Le présent accord doit être distingué de l'accord de partenariat économique, signé le même jour et entré en vigueur dès le début de l'année 2019. Il s'agit des deux piliers de la relation bilatérale souhaitée pour les prochaines années entre l'Union européenne et le Japon. Leurs approches sont complémentaires. L'accord que nous examinons ne contient que de rares dispositions sur les questions économiques et commerciales, et n'est pas un accord de libre-échange. Les exportations de la France vers le Japon ont augmenté de 18 % en 2019 après l'entrée en vigueur de l'accord. Cette dynamique pourrait favoriser un rééquilibrage des relations commerciales avec le Japon, pour la France comme pour l'Union européenne.

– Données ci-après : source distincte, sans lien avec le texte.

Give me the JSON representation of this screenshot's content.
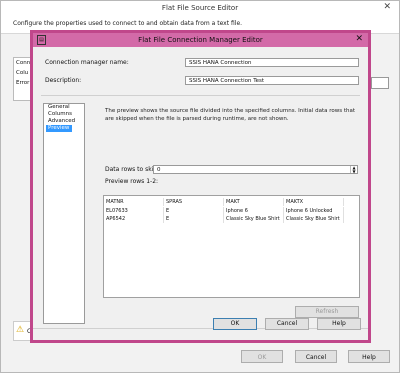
{
  "outer": {
    "title": "Flat File Source Editor",
    "close_glyph": "✕",
    "description": "Configure the properties used to connect to and obtain data from a text file.",
    "side_items": [
      "Conn",
      "Colu",
      "Error"
    ],
    "warning_text": "C",
    "ok_label": "OK",
    "cancel_label": "Cancel",
    "help_label": "Help"
  },
  "inner": {
    "title": "Flat File Connection Manager Editor",
    "close_glyph": "✕",
    "conn_name_label": "Connection manager name:",
    "conn_name_value": "SSIS HANA Connection",
    "description_label": "Description:",
    "description_value": "SSIS HANA Connection Test",
    "nav": [
      "General",
      "Columns",
      "Advanced",
      "Preview"
    ],
    "nav_selected": "Preview",
    "info_text": "The preview shows the source file divided into the specified columns. Initial data rows that are skipped when the file is parsed during runtime, are not shown.",
    "skip_label": "Data rows to skip:",
    "skip_value": "0",
    "preview_label": "Preview rows 1-2:",
    "grid": {
      "columns": [
        "MATNR",
        "SPRAS",
        "MAKT",
        "MAKTX"
      ],
      "rows": [
        [
          "EL07633",
          "E",
          "Iphone 6",
          "Iphone 6 Unlocked"
        ],
        [
          "AP6542",
          "E",
          "Classic Sky Blue Shirt",
          "Classic Sky Blue Shirt"
        ]
      ]
    },
    "refresh_label": "Refresh",
    "ok_label": "OK",
    "cancel_label": "Cancel",
    "help_label": "Help"
  }
}
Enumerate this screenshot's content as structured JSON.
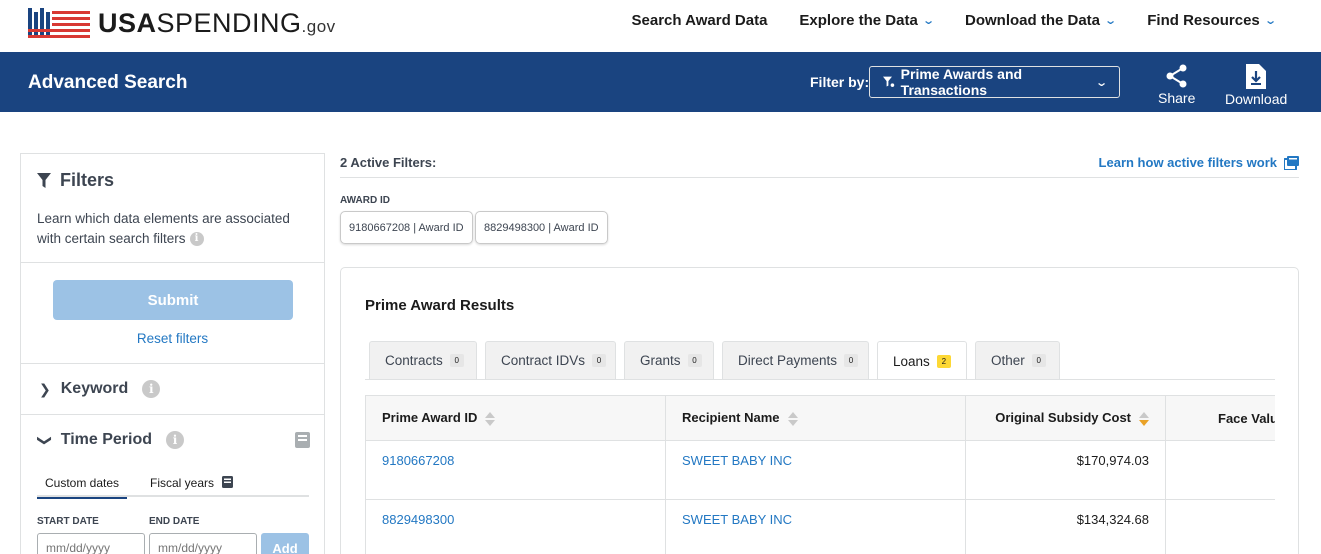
{
  "nav": {
    "logo_bold": "USA",
    "logo_rest": "SPENDING",
    "logo_suffix": ".gov",
    "links": [
      {
        "label": "Search Award Data",
        "has_dropdown": false
      },
      {
        "label": "Explore the Data",
        "has_dropdown": true
      },
      {
        "label": "Download the Data",
        "has_dropdown": true
      },
      {
        "label": "Find Resources",
        "has_dropdown": true
      }
    ]
  },
  "header": {
    "title": "Advanced Search",
    "filter_by_label": "Filter by:",
    "filter_by_value": "Prime Awards and Transactions",
    "share_label": "Share",
    "download_label": "Download"
  },
  "sidebar": {
    "filters_title": "Filters",
    "filters_desc": "Learn which data elements are associated with certain search filters",
    "submit_label": "Submit",
    "reset_label": "Reset filters",
    "keyword_label": "Keyword",
    "time_period_label": "Time Period",
    "tab_custom": "Custom dates",
    "tab_fiscal": "Fiscal years",
    "start_date_label": "START DATE",
    "end_date_label": "END DATE",
    "date_placeholder": "mm/dd/yyyy",
    "add_label": "Add"
  },
  "active_filters": {
    "count_label": "2 Active Filters:",
    "learn_link": "Learn how active filters work",
    "group_label": "AWARD ID",
    "chips": [
      "9180667208 | Award ID",
      "8829498300 | Award ID"
    ]
  },
  "results": {
    "title": "Prime Award Results",
    "tabs": [
      {
        "label": "Contracts",
        "count": "0"
      },
      {
        "label": "Contract IDVs",
        "count": "0"
      },
      {
        "label": "Grants",
        "count": "0"
      },
      {
        "label": "Direct Payments",
        "count": "0"
      },
      {
        "label": "Loans",
        "count": "2"
      },
      {
        "label": "Other",
        "count": "0"
      }
    ],
    "columns": [
      "Prime Award ID",
      "Recipient Name",
      "Original Subsidy Cost",
      "Face Value"
    ],
    "rows": [
      {
        "award_id": "9180667208",
        "recipient": "SWEET BABY INC",
        "subsidy_cost": "$170,974.03",
        "face_value": ""
      },
      {
        "award_id": "8829498300",
        "recipient": "SWEET BABY INC",
        "subsidy_cost": "$134,324.68",
        "face_value": ""
      }
    ]
  },
  "colors": {
    "header_bg": "#1a4480",
    "link": "#2378c3",
    "submit_disabled": "#9cc2e5",
    "count_highlight": "#fdd835"
  }
}
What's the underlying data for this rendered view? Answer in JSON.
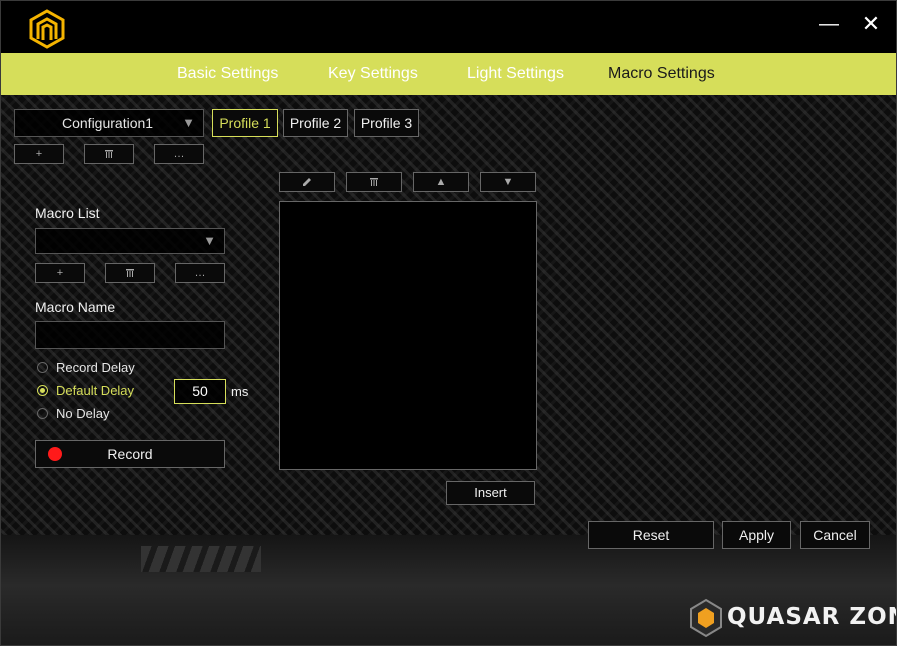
{
  "window": {
    "minimize_glyph": "—",
    "close_glyph": "✕"
  },
  "nav": {
    "tabs": [
      {
        "label": "Basic Settings"
      },
      {
        "label": "Key Settings"
      },
      {
        "label": "Light Settings"
      },
      {
        "label": "Macro Settings",
        "active": true
      }
    ]
  },
  "config": {
    "selected": "Configuration1",
    "arrow": "▼",
    "add": "+",
    "delete_icon": "trash-icon",
    "more": "…"
  },
  "profiles": [
    "Profile 1",
    "Profile 2",
    "Profile 3"
  ],
  "macro_list": {
    "label": "Macro List",
    "selected": "",
    "arrow": "▼",
    "add": "+",
    "more": "…"
  },
  "macro_name": {
    "label": "Macro Name",
    "value": ""
  },
  "delay": {
    "options": [
      "Record Delay",
      "Default Delay",
      "No Delay"
    ],
    "selected": "Default Delay",
    "value": "50",
    "unit": "ms"
  },
  "record": {
    "label": "Record"
  },
  "editor_tools": {
    "edit_icon": "pencil-icon",
    "delete_icon": "trash-icon",
    "up": "▲",
    "down": "▼"
  },
  "insert": {
    "label": "Insert"
  },
  "footer": {
    "reset": "Reset",
    "apply": "Apply",
    "cancel": "Cancel"
  },
  "watermark": {
    "text": "QUASAR ZONE"
  },
  "colors": {
    "accent": "#d6de5a",
    "record_dot": "#ff1a1a",
    "background": "#0b0b0b"
  }
}
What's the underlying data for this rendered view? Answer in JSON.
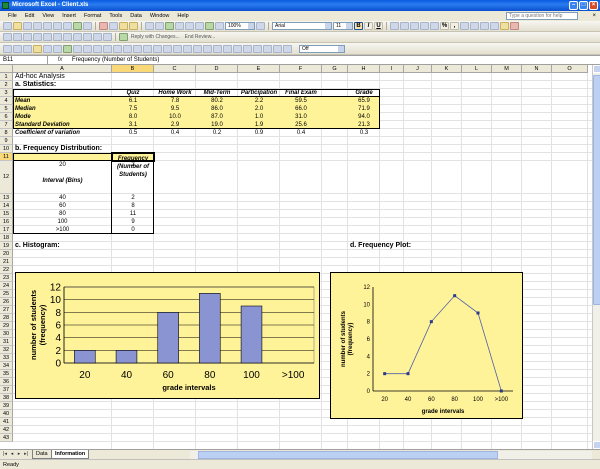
{
  "window": {
    "title": "Microsoft Excel - Client.xls"
  },
  "menu": {
    "items": [
      "File",
      "Edit",
      "View",
      "Insert",
      "Format",
      "Tools",
      "Data",
      "Window",
      "Help"
    ],
    "help_placeholder": "Type a question for help"
  },
  "toolbar": {
    "zoom": "100%",
    "font": "Arial",
    "size": "11",
    "bold": "B",
    "italic": "I",
    "underline": "U",
    "percent": "%",
    "comma": ",",
    "reply": "Reply with Changes...",
    "end_review": "End Review...",
    "fill_combo": "Off"
  },
  "formula_bar": {
    "name_box": "B11",
    "fx": "fx",
    "content": "Frequency (Number of Students)"
  },
  "columns": [
    "A",
    "B",
    "C",
    "D",
    "E",
    "F",
    "G",
    "H",
    "I",
    "J",
    "K",
    "L",
    "M",
    "N",
    "O"
  ],
  "rows": [
    "1",
    "2",
    "3",
    "4",
    "5",
    "6",
    "7",
    "8",
    "9",
    "10",
    "11",
    "12",
    "13",
    "14",
    "15",
    "16",
    "17",
    "18",
    "19",
    "20",
    "21",
    "22",
    "23",
    "24",
    "25",
    "26",
    "27",
    "28",
    "29",
    "30",
    "31",
    "32",
    "33",
    "34",
    "35",
    "36",
    "37",
    "38",
    "39",
    "40",
    "41",
    "42",
    "43"
  ],
  "sheet": {
    "title": "Ad-hoc Analysis",
    "stats_heading": "a. Statistics:",
    "stats_columns": [
      "Quiz",
      "Home Work",
      "Mid-Term",
      "Participation",
      "Final Exam",
      "Grade"
    ],
    "stats_rows": [
      {
        "label": "Mean",
        "values": [
          "6.1",
          "7.8",
          "80.2",
          "2.2",
          "59.5",
          "65.9"
        ]
      },
      {
        "label": "Median",
        "values": [
          "7.5",
          "9.5",
          "86.0",
          "2.0",
          "66.0",
          "71.9"
        ]
      },
      {
        "label": "Mode",
        "values": [
          "8.0",
          "10.0",
          "87.0",
          "1.0",
          "31.0",
          "94.0"
        ]
      },
      {
        "label": "Standard Deviation",
        "values": [
          "3.1",
          "2.9",
          "19.0",
          "1.9",
          "25.6",
          "21.3"
        ]
      },
      {
        "label": "Coefficient of variation",
        "values": [
          "0.5",
          "0.4",
          "0.2",
          "0.9",
          "0.4",
          "0.3"
        ]
      }
    ],
    "freq_heading": "b. Frequency Distribution:",
    "freq_col_bins": "Interval (Bins)",
    "freq_col_freq_lines": [
      "Frequency",
      "(Number of",
      "Students)"
    ],
    "freq_rows": [
      {
        "bin": "20",
        "freq": "2"
      },
      {
        "bin": "40",
        "freq": "2"
      },
      {
        "bin": "60",
        "freq": "8"
      },
      {
        "bin": "80",
        "freq": "11"
      },
      {
        "bin": "100",
        "freq": "9"
      },
      {
        "bin": ">100",
        "freq": "0"
      }
    ],
    "hist_heading": "c. Histogram:",
    "plot_heading": "d. Frequency Plot:"
  },
  "chart_data": [
    {
      "type": "bar",
      "categories": [
        "20",
        "40",
        "60",
        "80",
        "100",
        ">100"
      ],
      "values": [
        2,
        2,
        8,
        11,
        9,
        0
      ],
      "xlabel": "grade intervals",
      "ylabel": "number of students (frequency)",
      "ylim": [
        0,
        12
      ],
      "yticks": [
        0,
        2,
        4,
        6,
        8,
        10,
        12
      ],
      "grid": true,
      "legend": "none",
      "color": "#8a94d2"
    },
    {
      "type": "line",
      "categories": [
        "20",
        "40",
        "60",
        "80",
        "100",
        ">100"
      ],
      "values": [
        2,
        2,
        8,
        11,
        9,
        0
      ],
      "xlabel": "grade intervals",
      "ylabel": "number of students (frequency)",
      "ylim": [
        0,
        12
      ],
      "yticks": [
        0,
        2,
        4,
        6,
        8,
        10,
        12
      ],
      "grid": false,
      "legend": "none",
      "color": "#2a3a8a"
    }
  ],
  "tabs": {
    "items": [
      "Data",
      "Information"
    ],
    "active": "Information"
  },
  "status": {
    "text": "Ready"
  }
}
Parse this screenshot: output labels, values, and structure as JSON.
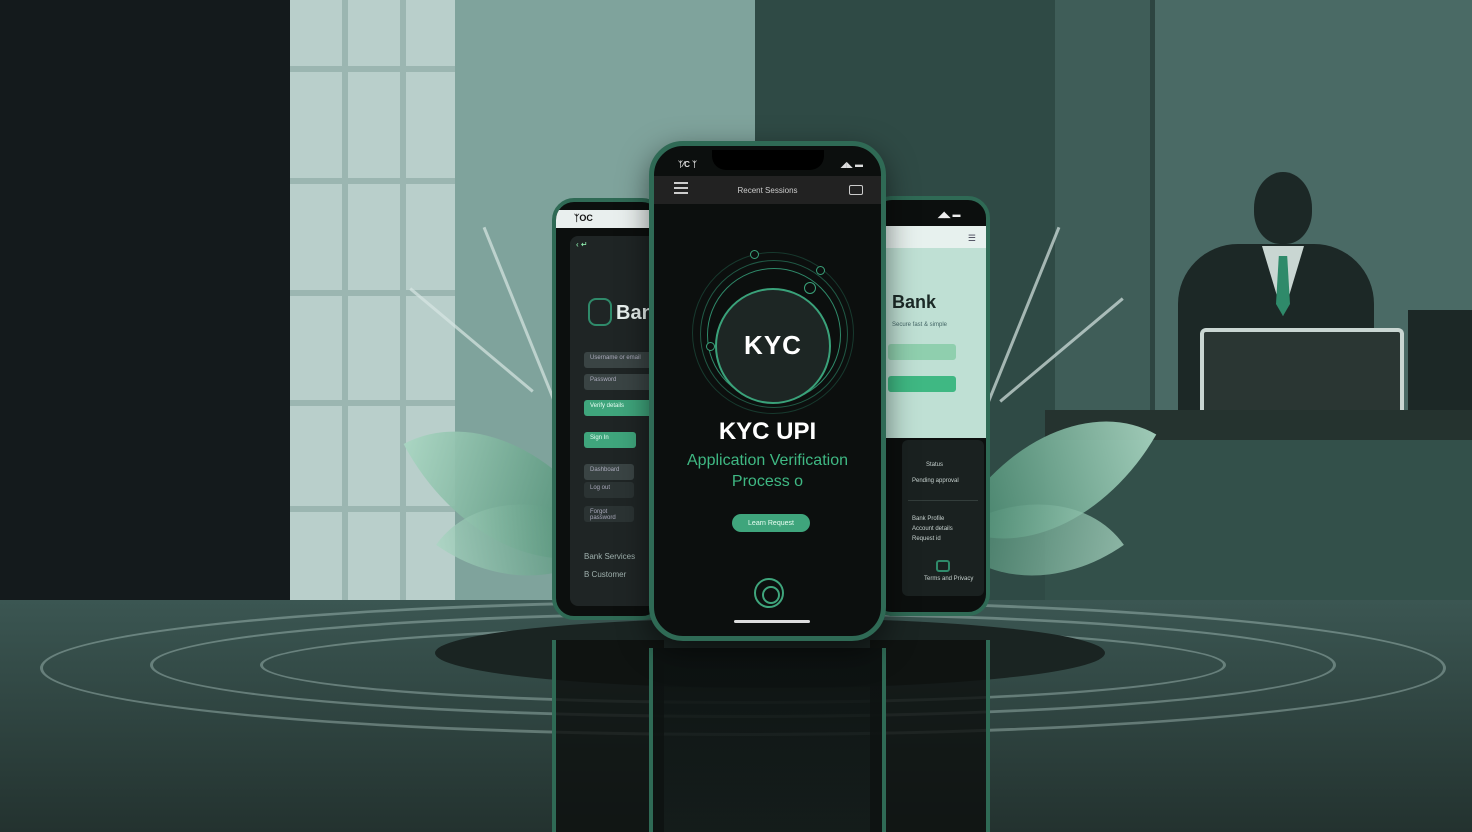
{
  "center_phone": {
    "status_time": "ᛉ⁄C ᛉ",
    "status_signal": "◢◣ ▬",
    "header_title": "Recent Sessions",
    "menu_icon": "hamburger-menu-icon",
    "card_icon": "card-icon",
    "badge_text": "KYC",
    "headline": "KYC UPI",
    "subtitle_line1": "Application Verification",
    "subtitle_line2": "Process o",
    "button_label": "Learn Request",
    "fingerprint_icon": "fingerprint-icon"
  },
  "left_phone": {
    "status_text": "ᛉOC",
    "back_text": "‹ ↵",
    "logo_icon": "bank-logo-icon",
    "brand": "Bank",
    "fields": [
      "Username or email",
      "Password",
      "Verify details"
    ],
    "button_label": "Sign In",
    "links": [
      "Dashboard",
      "Log out",
      "Forgot password",
      "Bank Services"
    ],
    "footer_links": [
      "B Customer"
    ]
  },
  "right_phone": {
    "status_text": "◢◣ ▬",
    "menu_icon": "menu-icon",
    "brand": "Bank",
    "subtitle": "Secure fast & simple",
    "card_lines": [
      "Status",
      "Pending approval",
      "Bank Profile",
      "Account details",
      "Request id"
    ],
    "card_icon": "bank-icon",
    "card_footer": "Terms and Privacy"
  },
  "colors": {
    "accent_green": "#3fa57c",
    "phone_frame": "#2f6a55",
    "dark_bg": "#141a1c"
  }
}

L'accord de partenariat stratégique, qui compte 51 articles, couvre de très nombreuses thématiques, allant de l'éducation et la culture à la politique de développement, en passant par la coopération judiciaire et la promotion de la paix et de la sécurité. Dans ses premiers articles, il met l'accent sur la promotion des valeurs communes, notamment dans les enceintes internationales. L'ambassadeur du Japon en France que j'ai rencontré lors de mes travaux préparatoires a insisté sur ce point : ces valeurs communes, qu'il s'agisse de la démocratie ou de l'État de droit, doivent d'autant plus nous mobiliser qu'elles sont partout menacées. L'accord de partenariat stratégique se présente comme un accord facilitateur, qui doit favoriser la réalisation de projets concrets et la conclusion de nouveaux accords bilatéraux, plus ciblés. Comme le Japon, nous serons libres de proposer des coopérations dans tel ou tel domaine. Certains font déjà l'objet d'une attention particulière. C'est le cas de la sécurité et de la défense, d'une part, et de l'environnement et de la lutte contre le changement climatique, d'autre part. Ces dernières années, le Japon, sixième émetteur mondial de gaz à effet de serre, et signataire de l'accord de Paris sur le climat, a mené dans ce domaine une politique jugée peu ambitieuse. À l'automne 2020, l'actuel Premier ministre, Yoshihide Suga, issu de la même formation politique que son prédécesseur Shinzō Abe, a toutefois présenté une politique plus volontariste, qui fixe un objectif de neutralité carbone à l'horizon 2050. La mise en œuvre de l'accord de partenariat pourra permettre d'avancer ensemble sur ce sujet : un projet d'alliance verte entre l'Union européenne et le Japon est déjà en cours d'élaboration.
Concernant la sécurité et la défense, la constitution que le Japon a adoptée à l'issue de la Seconde guerre mondiale prévoit dans son article 9 le renoncement du peuple japonais à la guerre et à l'usage de la force. L'interprétation de cet article a toutefois beaucoup évolué. Depuis 2015, la loi admet que les forces japonaises d'autodéfense peuvent contribuer à la légitime défense collective en venant en aide à leurs alliés, tant qu'elles n'utilisent pas la force létale. Dans ce contexte, l'Union européenne aimerait mettre à profit l'accord de partenariat pour favoriser une participation du Japon aux missions de la politique de sécurité et de défense commune (PSDC), comme cela a déjà pu se faire lors de l'opération Atalante de lutte contre la piraterie.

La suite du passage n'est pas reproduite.